TV & Movies

I’m A Grown-Ass Woman Who Cares About Zayn

As his first solo album, Mind of Mine, drops, Anne T. Donahue unpacks why Zayn Malik matters to the over-25 set and if he's maybe, just maybe, the new Justin Timberlake

Zayn Malik


When Zayn Malik abandoned the good ship 1D exactly one year ago, the Internet exploded. Fans took to Twitter to express their sorrows, conspiracy theorists (hi!) spewed non-facts supporting a narrative that painted Zayn as anything from a tired young man to a pop hero forced to compromise himself for the sake of Simon Cowell’s approval, and real talk was had about who could possibly hit the high note in “You and I” going forward. (Answer: Liam. Crisis averted.)
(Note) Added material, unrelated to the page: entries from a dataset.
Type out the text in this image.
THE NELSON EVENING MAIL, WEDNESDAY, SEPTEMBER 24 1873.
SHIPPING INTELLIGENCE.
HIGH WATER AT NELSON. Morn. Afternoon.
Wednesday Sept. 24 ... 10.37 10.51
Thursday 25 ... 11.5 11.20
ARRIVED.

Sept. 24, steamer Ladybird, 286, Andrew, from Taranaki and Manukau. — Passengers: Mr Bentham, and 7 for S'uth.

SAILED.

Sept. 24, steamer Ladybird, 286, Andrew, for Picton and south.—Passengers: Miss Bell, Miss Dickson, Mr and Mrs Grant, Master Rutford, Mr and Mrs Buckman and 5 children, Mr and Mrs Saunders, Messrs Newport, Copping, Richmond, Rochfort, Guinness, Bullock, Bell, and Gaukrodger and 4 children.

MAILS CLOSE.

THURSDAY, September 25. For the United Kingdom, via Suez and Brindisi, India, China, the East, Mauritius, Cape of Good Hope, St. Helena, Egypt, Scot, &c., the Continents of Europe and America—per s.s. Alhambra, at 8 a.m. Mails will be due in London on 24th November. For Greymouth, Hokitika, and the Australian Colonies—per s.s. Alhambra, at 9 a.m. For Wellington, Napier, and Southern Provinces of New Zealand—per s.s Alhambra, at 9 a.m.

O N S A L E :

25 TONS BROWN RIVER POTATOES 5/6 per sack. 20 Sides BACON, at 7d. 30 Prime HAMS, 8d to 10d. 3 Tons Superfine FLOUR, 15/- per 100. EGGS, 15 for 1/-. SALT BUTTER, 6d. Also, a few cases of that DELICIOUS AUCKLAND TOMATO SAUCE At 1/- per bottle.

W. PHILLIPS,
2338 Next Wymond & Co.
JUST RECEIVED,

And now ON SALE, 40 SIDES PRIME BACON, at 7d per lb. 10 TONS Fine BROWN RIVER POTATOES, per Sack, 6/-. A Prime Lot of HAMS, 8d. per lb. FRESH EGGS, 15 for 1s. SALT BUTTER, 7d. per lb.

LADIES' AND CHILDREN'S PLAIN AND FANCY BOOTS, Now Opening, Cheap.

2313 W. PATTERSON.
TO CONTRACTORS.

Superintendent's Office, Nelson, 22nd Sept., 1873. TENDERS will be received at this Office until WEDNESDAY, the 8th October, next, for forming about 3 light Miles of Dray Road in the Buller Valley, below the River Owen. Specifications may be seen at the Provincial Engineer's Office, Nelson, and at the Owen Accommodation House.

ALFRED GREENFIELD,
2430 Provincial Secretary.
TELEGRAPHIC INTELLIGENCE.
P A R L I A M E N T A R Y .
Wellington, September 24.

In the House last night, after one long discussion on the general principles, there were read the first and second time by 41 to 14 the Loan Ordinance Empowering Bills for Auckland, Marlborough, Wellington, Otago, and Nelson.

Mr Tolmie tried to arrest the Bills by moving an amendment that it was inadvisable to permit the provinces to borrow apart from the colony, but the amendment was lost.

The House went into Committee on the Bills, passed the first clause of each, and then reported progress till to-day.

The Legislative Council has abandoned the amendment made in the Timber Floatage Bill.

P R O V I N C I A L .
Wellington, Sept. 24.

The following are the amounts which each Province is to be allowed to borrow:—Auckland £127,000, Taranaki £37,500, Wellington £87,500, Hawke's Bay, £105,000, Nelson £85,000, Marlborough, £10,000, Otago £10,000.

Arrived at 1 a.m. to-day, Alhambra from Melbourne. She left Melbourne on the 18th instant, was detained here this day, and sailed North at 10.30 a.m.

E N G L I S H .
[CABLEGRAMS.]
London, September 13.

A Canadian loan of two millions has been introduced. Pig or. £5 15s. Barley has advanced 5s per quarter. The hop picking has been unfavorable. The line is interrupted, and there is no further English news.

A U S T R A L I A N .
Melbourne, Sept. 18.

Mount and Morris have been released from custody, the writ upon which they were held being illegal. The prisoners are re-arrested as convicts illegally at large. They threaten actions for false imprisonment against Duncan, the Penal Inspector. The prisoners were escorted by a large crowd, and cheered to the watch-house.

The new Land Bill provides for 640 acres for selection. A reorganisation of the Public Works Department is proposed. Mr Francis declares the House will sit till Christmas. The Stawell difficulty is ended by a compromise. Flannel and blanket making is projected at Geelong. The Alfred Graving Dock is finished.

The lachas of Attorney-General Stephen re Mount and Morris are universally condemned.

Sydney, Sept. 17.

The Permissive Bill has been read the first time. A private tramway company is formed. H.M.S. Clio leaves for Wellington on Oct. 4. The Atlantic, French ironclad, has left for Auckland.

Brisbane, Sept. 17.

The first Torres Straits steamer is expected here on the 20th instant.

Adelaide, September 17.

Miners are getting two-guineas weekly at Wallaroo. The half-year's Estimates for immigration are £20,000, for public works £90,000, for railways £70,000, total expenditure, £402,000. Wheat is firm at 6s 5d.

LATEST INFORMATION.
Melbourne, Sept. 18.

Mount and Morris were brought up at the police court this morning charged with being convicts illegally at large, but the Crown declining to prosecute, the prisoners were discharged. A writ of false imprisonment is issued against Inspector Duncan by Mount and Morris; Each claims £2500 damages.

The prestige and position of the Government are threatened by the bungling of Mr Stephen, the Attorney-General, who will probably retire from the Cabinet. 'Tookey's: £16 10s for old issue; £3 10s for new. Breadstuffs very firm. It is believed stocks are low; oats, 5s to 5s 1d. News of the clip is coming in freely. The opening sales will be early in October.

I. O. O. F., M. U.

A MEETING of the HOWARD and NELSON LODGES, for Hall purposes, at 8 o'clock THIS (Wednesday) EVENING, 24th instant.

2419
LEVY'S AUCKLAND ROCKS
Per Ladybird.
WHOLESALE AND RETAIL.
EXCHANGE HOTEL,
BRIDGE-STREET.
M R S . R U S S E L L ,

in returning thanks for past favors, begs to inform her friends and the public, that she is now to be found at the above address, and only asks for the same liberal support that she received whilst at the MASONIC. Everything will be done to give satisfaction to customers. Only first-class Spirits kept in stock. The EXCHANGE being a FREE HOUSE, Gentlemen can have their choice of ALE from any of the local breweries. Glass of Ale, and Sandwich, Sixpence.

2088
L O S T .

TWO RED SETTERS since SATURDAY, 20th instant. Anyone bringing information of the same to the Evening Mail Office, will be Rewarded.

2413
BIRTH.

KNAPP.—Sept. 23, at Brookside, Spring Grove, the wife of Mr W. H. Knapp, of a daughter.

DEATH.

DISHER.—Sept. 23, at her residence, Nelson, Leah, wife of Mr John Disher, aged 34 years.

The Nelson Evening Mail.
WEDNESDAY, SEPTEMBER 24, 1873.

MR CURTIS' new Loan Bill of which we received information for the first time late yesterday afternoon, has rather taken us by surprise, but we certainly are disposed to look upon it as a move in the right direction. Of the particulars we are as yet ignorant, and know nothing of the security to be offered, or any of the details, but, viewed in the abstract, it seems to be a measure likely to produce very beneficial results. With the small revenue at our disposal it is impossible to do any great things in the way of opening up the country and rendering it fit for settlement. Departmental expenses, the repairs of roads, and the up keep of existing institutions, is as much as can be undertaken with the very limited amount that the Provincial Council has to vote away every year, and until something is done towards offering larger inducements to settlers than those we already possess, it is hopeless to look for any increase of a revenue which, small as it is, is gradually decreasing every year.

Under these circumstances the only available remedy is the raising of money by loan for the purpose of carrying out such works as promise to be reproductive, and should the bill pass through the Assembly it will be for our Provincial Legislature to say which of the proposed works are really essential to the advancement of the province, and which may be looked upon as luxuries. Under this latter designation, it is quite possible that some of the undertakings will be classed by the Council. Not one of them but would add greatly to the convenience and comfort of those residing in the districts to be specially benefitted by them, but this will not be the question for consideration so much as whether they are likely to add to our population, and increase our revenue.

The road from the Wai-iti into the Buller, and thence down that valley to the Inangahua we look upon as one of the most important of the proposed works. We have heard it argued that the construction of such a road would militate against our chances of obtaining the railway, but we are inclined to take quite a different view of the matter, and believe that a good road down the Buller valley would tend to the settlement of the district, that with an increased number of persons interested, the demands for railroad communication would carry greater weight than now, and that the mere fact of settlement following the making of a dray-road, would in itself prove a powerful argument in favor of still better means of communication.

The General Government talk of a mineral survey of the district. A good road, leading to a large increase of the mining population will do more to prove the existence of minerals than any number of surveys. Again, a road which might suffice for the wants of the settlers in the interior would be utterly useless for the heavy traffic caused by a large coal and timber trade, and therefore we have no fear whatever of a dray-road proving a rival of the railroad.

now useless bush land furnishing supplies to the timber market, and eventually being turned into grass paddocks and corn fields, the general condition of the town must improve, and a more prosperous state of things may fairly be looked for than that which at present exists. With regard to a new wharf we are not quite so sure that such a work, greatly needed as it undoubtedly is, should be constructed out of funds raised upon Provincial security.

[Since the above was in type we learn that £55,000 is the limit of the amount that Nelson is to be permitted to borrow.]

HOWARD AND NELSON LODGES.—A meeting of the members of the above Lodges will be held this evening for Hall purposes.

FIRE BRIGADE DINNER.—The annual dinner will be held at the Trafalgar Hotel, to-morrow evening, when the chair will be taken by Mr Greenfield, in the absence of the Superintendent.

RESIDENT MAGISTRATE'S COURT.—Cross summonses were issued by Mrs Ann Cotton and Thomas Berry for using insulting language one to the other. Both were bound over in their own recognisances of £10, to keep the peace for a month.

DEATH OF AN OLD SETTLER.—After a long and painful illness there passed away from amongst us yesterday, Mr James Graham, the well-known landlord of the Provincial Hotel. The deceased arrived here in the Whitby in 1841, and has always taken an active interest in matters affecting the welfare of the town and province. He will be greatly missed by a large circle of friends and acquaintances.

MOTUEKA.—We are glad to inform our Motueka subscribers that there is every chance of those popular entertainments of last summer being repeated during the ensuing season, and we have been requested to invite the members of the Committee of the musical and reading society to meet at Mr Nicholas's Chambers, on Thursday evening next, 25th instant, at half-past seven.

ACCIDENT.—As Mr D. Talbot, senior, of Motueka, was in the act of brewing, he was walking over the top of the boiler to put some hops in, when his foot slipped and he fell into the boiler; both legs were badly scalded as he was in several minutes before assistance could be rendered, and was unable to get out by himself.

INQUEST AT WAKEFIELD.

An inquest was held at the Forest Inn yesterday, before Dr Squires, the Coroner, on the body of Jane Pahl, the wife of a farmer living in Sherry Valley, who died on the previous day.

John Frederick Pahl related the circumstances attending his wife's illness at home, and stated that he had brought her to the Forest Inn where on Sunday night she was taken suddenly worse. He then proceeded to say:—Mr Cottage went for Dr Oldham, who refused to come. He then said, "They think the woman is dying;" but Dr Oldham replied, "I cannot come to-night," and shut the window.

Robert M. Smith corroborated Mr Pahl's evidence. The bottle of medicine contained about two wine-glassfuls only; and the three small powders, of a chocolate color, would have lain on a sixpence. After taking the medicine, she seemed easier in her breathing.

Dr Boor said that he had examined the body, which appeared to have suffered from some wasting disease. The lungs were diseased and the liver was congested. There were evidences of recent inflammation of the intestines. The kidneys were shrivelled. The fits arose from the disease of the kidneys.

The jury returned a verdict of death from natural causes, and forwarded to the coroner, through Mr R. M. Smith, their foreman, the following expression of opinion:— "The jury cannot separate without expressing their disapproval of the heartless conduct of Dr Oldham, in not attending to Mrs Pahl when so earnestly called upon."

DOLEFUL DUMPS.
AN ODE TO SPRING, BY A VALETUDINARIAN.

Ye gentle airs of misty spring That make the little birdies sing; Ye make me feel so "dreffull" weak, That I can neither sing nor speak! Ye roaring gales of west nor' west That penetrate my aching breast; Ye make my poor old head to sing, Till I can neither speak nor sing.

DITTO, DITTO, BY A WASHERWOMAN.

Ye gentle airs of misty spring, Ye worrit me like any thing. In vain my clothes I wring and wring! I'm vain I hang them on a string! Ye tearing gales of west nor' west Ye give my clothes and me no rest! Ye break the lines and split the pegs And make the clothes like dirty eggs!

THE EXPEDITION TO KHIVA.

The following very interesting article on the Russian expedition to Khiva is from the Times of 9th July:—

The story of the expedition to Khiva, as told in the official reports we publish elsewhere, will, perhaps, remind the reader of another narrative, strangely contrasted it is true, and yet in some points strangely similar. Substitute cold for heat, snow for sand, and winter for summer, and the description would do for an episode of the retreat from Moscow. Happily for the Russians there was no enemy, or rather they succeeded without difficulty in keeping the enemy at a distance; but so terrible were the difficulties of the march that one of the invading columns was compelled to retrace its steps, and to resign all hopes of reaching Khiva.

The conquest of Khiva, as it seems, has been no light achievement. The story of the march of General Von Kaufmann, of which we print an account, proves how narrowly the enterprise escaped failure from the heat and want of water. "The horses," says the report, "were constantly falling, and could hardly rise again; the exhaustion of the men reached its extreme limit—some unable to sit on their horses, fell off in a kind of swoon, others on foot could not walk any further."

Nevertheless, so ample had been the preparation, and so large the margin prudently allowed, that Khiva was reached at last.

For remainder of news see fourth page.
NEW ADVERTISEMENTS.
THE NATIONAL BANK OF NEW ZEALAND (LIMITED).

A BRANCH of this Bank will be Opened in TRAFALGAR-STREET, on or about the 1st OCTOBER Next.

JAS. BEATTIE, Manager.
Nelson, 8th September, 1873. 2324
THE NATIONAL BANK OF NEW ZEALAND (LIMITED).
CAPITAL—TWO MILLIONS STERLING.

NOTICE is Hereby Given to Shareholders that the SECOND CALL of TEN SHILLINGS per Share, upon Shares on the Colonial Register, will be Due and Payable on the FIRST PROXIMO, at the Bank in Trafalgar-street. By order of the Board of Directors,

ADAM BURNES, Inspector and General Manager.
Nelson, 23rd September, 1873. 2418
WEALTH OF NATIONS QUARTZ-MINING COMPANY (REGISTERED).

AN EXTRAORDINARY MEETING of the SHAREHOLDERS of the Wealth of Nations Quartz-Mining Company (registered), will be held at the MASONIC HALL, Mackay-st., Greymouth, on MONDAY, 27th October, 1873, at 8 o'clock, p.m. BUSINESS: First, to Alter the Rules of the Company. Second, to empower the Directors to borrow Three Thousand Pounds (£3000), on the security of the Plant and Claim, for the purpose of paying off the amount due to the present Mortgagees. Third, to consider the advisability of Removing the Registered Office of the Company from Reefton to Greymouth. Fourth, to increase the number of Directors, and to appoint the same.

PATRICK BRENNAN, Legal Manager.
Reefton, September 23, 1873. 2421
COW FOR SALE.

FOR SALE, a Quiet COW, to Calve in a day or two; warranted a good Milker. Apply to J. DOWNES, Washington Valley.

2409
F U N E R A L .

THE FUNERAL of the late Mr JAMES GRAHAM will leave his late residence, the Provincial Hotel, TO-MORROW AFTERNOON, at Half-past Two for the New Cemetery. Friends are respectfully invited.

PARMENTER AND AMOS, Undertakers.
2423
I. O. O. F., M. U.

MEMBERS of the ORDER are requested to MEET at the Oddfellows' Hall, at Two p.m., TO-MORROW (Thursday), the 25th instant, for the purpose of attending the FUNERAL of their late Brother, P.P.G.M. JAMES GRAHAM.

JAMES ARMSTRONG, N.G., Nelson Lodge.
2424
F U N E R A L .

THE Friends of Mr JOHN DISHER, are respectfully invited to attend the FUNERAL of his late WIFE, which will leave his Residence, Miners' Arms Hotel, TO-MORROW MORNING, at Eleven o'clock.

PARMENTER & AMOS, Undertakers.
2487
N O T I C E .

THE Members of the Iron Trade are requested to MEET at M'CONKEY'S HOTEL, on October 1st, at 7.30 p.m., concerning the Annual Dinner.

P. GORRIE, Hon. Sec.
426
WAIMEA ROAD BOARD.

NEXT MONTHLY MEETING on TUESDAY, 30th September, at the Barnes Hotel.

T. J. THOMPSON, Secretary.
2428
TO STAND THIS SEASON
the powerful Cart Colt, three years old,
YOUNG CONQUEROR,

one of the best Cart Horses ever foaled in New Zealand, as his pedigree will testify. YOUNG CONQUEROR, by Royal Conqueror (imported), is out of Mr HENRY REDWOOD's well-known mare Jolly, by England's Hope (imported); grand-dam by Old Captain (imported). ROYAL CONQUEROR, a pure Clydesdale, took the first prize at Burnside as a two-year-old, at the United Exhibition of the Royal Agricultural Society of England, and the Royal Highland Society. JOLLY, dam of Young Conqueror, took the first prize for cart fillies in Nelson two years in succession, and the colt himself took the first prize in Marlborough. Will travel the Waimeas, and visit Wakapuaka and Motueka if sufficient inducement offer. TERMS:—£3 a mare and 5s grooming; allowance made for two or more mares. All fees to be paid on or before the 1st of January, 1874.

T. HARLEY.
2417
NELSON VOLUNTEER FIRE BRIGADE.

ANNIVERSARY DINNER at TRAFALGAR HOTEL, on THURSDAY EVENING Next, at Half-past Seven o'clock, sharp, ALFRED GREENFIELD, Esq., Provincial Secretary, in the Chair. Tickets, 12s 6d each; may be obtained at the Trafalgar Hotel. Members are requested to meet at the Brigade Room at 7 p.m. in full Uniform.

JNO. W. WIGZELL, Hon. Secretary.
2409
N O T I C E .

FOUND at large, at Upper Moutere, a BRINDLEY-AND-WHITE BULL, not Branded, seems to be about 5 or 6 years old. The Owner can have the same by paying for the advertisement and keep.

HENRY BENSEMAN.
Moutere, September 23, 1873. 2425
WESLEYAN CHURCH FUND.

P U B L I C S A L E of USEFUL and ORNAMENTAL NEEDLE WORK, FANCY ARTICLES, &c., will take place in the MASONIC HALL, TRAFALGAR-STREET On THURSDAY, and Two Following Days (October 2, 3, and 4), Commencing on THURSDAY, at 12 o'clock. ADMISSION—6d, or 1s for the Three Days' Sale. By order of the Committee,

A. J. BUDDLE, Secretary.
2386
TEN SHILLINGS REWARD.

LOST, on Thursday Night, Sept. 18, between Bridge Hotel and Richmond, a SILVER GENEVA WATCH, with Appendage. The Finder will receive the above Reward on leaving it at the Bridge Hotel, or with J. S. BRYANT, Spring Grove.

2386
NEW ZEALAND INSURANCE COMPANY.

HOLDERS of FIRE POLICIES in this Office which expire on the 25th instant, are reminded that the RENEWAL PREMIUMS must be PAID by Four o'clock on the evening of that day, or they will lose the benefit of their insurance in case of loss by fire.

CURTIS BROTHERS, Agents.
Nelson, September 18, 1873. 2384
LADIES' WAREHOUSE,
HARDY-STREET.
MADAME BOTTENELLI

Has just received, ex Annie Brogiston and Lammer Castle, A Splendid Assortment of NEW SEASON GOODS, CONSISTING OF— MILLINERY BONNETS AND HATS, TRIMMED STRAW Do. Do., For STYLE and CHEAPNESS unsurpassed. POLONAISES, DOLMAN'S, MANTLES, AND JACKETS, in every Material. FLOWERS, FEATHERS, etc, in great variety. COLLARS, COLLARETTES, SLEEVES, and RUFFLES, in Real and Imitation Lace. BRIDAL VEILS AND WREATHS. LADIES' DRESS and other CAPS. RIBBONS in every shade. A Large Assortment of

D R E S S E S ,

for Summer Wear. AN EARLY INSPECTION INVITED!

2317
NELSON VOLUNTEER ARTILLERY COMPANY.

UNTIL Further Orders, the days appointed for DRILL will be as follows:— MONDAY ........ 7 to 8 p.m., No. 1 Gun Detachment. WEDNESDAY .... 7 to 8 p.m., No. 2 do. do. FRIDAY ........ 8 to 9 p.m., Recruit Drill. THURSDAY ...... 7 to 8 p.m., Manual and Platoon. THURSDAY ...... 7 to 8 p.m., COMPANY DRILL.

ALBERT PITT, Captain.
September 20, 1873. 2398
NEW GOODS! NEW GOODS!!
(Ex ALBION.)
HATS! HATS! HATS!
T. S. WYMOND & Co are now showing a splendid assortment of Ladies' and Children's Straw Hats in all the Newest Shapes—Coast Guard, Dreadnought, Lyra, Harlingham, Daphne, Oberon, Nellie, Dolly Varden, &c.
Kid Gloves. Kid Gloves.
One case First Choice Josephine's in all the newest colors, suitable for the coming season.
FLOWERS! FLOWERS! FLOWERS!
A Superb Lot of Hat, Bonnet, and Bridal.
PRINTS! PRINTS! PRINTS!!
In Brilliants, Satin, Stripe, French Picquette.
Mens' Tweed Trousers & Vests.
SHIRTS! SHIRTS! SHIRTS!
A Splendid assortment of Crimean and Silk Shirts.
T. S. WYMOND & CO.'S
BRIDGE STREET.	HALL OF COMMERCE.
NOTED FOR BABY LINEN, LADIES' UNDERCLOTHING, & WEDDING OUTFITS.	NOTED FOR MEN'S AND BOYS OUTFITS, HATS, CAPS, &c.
But now, with Zayn’s solo career underway, any doubts about his professional future have been silenced. Especially thanks to the success of his first single, “PILLOWTALK,” and the most recent jam, “Befour,” which capitalizes on his impressive vocal range and his obvious understanding of what we—as human beings—want to sing and dance to.

Even though we shouldn’t care. At 23, Zayn is a wee baby child. He’s Leonardo DiCaprio’s age upon the release of Titanic. He’s a former boy band member who was once targeted to tween and teen audiences, yet we (as grown-ass women) still care about him to the point of cranking his tunes at parties and blasting it from open windows on long car rides. Which I think is not just a testament to how good pop transcends age and demographics, but reflective of our thirst to get in on the ground floor of something special.



When Justin Timberlake dropped Justified in 2002, the Internet was a shadow of what it is now. We barely knew he’d left *NSYNC—we believed hiatuses were real—and we were taken with his transition from boy band frontman (sorry, JC) to Pharrell Williams collaborator. But, unlike Zayn’s 1D departure, we didn’t see Justin’s evolution as it was happening. Instead, we saw the emergence of the new True Pop Prince™ without any signs or signals, mainly because we didn’t have social media to document said signs and signals. Instead, we got “Like I Love You,” a slew of fedoras and no more *NSYNC, without any real answers.

So Zayn is our second chance; our means of following a pop star whose displeasure with his original band was documented in real-time. We saw him opt out of a morning TV appearance at the close of 2014. We noticed his absence from select shows at the start of 2015. And then he left, leaving a trail of personal development in his wake. Zayn is our chance to better understand the J.T. breakout and any/all solo stars who came before, and he is the vessel through which we can communicate with younger generations who remind us of ourselves, way back in 2002.

And he can hit one hell of a high note, let me tell you.